Comme nous pouvons le constater, la prise d’acte de la rupture du contrat de travail a récemment fait l’objet de profonds réaménagements, aussi bien par la chambre sociale de la cour de cassation, que par les pouvoirs législatifs.

Si le changement de position opéré par la haute juridiction semble restrictif pour les salariés, s’agissant des nouvelles conditions de mises en œuvre de ce mode de rupture du contrat de travail, leur situation parait désormais sécurisée dans le cadre de la procédure prud’homale.
Auparavant lorsque le salarié saisissait le conseil de prud’hommes suite à une prise d’acte de la rupture de son contrat de travail, les délais moyens d’attente d’un jugement dépassaient un an et pouvaient atteindre plus de deux ans dans certains conseils de prud’hommes. Or durant toute cette procédure, le salarié ne peut bénéficier de l’assurance chômage car il n’est pas en mesure de savoir avant le jugement, si la prise d’acte produira les effets d’un licenciement sans cause réelle et sérieuse (ouvrant droit aux allocations de chômage) ou d’une démission (privative des allocations de chômage).

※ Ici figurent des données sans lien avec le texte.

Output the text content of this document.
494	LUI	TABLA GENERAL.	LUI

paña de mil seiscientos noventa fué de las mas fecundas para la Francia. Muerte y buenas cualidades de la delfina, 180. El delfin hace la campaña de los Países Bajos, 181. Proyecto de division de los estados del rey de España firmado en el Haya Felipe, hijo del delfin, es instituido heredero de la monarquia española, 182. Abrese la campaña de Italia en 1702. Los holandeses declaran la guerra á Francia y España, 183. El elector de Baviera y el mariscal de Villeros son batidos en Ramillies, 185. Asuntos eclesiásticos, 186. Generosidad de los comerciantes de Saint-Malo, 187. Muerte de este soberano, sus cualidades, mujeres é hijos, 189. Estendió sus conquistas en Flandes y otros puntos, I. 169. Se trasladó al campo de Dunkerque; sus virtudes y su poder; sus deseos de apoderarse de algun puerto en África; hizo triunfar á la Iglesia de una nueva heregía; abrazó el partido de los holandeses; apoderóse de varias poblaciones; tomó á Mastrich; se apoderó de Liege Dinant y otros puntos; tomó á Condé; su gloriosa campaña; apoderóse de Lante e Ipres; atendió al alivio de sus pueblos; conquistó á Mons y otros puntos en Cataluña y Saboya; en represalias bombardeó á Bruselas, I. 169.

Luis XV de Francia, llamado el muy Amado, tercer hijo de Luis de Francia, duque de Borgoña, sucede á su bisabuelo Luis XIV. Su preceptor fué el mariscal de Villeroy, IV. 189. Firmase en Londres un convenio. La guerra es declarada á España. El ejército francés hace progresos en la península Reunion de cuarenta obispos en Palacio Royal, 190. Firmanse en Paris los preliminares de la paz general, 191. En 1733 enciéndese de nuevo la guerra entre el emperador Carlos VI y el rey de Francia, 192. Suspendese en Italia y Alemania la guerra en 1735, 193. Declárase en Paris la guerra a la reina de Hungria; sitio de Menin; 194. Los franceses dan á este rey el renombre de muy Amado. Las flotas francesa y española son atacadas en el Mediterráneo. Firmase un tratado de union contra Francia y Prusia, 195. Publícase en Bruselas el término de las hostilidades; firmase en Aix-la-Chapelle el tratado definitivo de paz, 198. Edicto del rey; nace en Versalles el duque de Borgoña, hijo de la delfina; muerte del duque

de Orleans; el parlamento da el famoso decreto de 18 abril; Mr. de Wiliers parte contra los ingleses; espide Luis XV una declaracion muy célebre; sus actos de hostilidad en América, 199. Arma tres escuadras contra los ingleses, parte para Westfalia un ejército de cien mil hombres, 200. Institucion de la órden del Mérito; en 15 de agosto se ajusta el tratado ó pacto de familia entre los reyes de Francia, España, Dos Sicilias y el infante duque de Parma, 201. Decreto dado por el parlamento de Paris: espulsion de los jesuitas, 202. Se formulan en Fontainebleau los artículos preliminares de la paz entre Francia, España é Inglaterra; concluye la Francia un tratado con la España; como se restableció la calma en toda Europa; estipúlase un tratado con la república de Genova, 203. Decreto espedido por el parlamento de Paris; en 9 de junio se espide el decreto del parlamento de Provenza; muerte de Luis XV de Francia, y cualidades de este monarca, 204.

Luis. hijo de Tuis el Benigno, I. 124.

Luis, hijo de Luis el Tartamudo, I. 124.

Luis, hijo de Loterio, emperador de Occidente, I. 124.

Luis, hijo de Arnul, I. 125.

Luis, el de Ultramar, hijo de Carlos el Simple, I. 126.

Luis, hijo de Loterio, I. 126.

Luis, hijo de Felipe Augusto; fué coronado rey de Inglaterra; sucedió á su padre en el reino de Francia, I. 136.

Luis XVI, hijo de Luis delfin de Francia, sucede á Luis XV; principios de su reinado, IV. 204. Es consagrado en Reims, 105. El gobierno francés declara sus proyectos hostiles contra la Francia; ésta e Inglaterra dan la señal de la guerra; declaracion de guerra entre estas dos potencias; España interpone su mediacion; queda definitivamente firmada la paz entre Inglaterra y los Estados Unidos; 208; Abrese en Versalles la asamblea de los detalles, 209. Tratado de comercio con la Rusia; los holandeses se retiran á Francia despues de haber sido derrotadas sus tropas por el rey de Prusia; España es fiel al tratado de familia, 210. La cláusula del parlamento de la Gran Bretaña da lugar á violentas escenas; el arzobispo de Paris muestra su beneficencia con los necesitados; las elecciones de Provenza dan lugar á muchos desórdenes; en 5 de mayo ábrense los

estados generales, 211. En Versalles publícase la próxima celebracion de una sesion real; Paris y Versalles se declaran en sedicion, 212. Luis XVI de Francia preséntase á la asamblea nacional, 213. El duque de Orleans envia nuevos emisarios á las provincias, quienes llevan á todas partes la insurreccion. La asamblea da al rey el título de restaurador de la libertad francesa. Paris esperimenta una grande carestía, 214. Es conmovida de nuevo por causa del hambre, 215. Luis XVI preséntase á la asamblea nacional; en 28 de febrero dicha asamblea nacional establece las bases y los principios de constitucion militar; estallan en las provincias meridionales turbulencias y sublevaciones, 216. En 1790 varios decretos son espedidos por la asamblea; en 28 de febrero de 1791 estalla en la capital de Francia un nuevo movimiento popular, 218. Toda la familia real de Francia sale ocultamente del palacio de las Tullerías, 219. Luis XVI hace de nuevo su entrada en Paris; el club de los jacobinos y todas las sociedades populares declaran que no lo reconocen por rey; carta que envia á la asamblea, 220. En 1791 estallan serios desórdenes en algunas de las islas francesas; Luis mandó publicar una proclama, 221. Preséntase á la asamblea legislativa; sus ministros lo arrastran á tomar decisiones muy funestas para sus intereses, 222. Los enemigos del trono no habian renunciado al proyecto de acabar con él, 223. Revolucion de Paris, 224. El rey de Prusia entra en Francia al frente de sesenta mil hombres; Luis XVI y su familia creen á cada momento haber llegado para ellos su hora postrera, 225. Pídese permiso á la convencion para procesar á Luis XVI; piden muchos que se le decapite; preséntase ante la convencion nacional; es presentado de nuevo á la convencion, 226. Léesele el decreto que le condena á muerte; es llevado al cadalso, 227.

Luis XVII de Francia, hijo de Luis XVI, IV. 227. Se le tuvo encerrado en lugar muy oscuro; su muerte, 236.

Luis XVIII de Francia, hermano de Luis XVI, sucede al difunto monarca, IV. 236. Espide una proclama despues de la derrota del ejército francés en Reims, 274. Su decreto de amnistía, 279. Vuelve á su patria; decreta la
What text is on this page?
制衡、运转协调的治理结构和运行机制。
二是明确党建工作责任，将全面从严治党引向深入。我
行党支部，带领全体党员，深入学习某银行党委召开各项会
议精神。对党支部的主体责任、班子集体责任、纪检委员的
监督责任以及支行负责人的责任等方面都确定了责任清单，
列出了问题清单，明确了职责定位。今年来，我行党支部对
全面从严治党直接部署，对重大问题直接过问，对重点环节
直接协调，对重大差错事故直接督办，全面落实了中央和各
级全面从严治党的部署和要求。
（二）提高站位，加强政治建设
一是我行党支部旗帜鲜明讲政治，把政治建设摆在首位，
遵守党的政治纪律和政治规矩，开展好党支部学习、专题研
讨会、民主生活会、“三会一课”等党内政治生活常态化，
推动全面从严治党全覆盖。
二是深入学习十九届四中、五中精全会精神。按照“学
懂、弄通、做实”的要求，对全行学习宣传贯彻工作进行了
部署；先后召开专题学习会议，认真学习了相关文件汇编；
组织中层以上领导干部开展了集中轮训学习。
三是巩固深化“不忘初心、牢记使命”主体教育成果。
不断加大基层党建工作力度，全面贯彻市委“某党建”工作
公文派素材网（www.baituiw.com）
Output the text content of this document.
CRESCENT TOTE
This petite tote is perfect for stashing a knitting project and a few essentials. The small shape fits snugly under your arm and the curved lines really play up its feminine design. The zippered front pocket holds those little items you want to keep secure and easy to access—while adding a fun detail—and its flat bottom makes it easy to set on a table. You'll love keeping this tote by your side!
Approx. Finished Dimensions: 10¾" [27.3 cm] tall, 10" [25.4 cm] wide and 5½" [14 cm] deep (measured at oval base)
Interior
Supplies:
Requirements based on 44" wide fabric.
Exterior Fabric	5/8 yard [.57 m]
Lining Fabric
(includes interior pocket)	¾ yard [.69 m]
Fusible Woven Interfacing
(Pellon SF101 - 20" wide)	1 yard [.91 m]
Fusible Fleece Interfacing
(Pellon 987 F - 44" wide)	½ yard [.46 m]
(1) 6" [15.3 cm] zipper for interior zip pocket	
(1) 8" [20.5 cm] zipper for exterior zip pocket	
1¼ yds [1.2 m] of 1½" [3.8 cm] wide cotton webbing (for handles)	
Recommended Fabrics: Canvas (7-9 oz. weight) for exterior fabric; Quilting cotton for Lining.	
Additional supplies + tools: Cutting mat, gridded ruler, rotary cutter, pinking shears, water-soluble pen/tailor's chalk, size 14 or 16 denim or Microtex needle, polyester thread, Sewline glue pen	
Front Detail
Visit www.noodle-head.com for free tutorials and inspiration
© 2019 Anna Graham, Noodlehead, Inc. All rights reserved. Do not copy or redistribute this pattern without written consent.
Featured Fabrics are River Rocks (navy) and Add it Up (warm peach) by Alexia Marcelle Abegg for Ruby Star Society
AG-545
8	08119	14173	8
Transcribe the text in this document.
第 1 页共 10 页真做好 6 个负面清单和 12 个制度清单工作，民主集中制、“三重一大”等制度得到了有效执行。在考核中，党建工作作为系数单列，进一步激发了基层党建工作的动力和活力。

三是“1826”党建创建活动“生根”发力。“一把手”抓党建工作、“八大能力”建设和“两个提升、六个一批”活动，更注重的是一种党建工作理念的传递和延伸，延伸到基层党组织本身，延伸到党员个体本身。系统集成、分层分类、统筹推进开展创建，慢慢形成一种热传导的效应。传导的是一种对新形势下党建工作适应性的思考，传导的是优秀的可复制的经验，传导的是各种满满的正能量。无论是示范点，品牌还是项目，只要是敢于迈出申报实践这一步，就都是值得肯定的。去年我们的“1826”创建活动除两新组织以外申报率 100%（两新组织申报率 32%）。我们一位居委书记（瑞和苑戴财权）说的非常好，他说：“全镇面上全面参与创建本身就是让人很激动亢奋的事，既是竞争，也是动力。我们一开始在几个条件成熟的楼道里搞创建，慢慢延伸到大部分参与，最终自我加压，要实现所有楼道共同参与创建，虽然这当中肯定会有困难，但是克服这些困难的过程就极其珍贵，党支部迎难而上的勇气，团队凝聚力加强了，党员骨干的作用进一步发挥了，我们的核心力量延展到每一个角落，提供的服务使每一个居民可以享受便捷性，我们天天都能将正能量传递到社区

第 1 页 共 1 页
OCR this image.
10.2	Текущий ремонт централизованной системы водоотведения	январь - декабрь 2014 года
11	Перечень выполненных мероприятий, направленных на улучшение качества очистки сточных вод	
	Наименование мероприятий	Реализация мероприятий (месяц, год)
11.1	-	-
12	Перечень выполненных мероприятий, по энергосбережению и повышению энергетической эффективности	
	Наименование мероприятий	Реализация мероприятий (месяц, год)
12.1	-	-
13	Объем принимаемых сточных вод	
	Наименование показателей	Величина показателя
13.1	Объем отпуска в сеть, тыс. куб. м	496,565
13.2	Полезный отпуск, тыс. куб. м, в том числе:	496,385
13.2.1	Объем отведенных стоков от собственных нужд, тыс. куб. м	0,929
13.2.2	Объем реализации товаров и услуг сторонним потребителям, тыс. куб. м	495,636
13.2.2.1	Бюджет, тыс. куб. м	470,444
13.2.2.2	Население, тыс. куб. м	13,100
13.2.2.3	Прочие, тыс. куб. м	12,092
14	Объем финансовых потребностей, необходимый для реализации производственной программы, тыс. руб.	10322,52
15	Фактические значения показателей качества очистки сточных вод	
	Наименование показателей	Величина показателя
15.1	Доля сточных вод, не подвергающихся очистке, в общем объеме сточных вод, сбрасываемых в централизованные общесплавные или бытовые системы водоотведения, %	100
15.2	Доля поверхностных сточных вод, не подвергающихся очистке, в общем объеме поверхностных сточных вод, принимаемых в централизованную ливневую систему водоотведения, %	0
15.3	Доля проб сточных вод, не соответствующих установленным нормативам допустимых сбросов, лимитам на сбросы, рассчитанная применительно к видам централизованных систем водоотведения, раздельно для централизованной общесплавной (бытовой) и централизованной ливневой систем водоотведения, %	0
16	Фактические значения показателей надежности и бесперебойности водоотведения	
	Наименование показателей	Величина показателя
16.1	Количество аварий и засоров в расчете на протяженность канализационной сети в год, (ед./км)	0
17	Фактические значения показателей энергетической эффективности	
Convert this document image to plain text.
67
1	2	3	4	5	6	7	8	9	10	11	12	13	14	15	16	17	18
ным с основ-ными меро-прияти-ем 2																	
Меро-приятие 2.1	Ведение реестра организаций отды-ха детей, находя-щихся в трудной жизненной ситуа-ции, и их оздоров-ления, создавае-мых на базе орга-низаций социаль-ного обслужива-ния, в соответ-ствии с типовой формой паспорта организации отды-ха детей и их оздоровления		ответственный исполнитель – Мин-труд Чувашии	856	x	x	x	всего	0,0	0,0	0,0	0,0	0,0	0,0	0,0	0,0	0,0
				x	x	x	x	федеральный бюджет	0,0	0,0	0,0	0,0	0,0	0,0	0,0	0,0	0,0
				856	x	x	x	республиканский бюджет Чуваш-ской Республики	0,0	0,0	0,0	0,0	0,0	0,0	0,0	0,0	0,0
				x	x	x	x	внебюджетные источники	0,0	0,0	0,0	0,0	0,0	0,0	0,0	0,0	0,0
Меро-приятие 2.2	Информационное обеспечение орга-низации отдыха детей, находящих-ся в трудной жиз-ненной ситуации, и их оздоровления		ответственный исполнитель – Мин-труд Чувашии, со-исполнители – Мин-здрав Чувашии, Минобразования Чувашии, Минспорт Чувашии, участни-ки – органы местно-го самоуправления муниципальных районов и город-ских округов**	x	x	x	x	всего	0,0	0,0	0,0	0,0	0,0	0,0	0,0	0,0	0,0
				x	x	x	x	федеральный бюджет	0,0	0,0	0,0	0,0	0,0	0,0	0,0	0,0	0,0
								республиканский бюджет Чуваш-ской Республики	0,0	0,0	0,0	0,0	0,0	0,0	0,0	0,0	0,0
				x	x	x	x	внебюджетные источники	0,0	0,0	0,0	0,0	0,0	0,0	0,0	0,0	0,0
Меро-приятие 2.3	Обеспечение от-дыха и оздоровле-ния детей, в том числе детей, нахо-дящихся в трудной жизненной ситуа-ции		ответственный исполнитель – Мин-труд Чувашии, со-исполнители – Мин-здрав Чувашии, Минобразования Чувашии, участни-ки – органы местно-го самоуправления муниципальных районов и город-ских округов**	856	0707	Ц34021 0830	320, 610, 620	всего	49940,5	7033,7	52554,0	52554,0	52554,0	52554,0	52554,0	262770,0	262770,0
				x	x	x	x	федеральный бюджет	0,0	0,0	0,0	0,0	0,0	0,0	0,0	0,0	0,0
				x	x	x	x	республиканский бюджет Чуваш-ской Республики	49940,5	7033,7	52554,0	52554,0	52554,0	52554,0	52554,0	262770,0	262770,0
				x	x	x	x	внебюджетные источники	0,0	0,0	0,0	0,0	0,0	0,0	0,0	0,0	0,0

Ainsi, dans le souci de sécuriser la situation des demandeurs, la procédure applicable devant le conseil de prud’hommes dans le cadre de la prise d’acte de la rupture du contrat de travail a été réformée par la loi du 1er juillet 2014. Désormais, le bureau de jugement sera directement saisi de l’affaire et devra statuer dans un délai d’un mois à compter de sa saisine. Rappelons que cette procédure accélérée est déjà applicable concernant notamment la requalification d’un CDD en CDI ou encore  les demandes de requalification d’une convention de stage en contrat de travail.

Pour FO-Cadres, cette réforme constitue une avancée non négligeable dans la prise en compte de la situation des salariés qui engagent une procédure prud’homale. En effet, ces derniers se retrouvent souvent dans la précarité du fait des durées de procédures trop longues, et les cadres n’en sont pas épargnés.

Toutefois fois, nous restons attentifs quant à l’effectivité de l’application de cette loi compte tenu des moyens limités dont disposent les conseils de prud’hommes. Parviendront-ils à respecter ce délai d’un mois compte tenu du nombre de recours auxquels ils doivent faire face chaque année?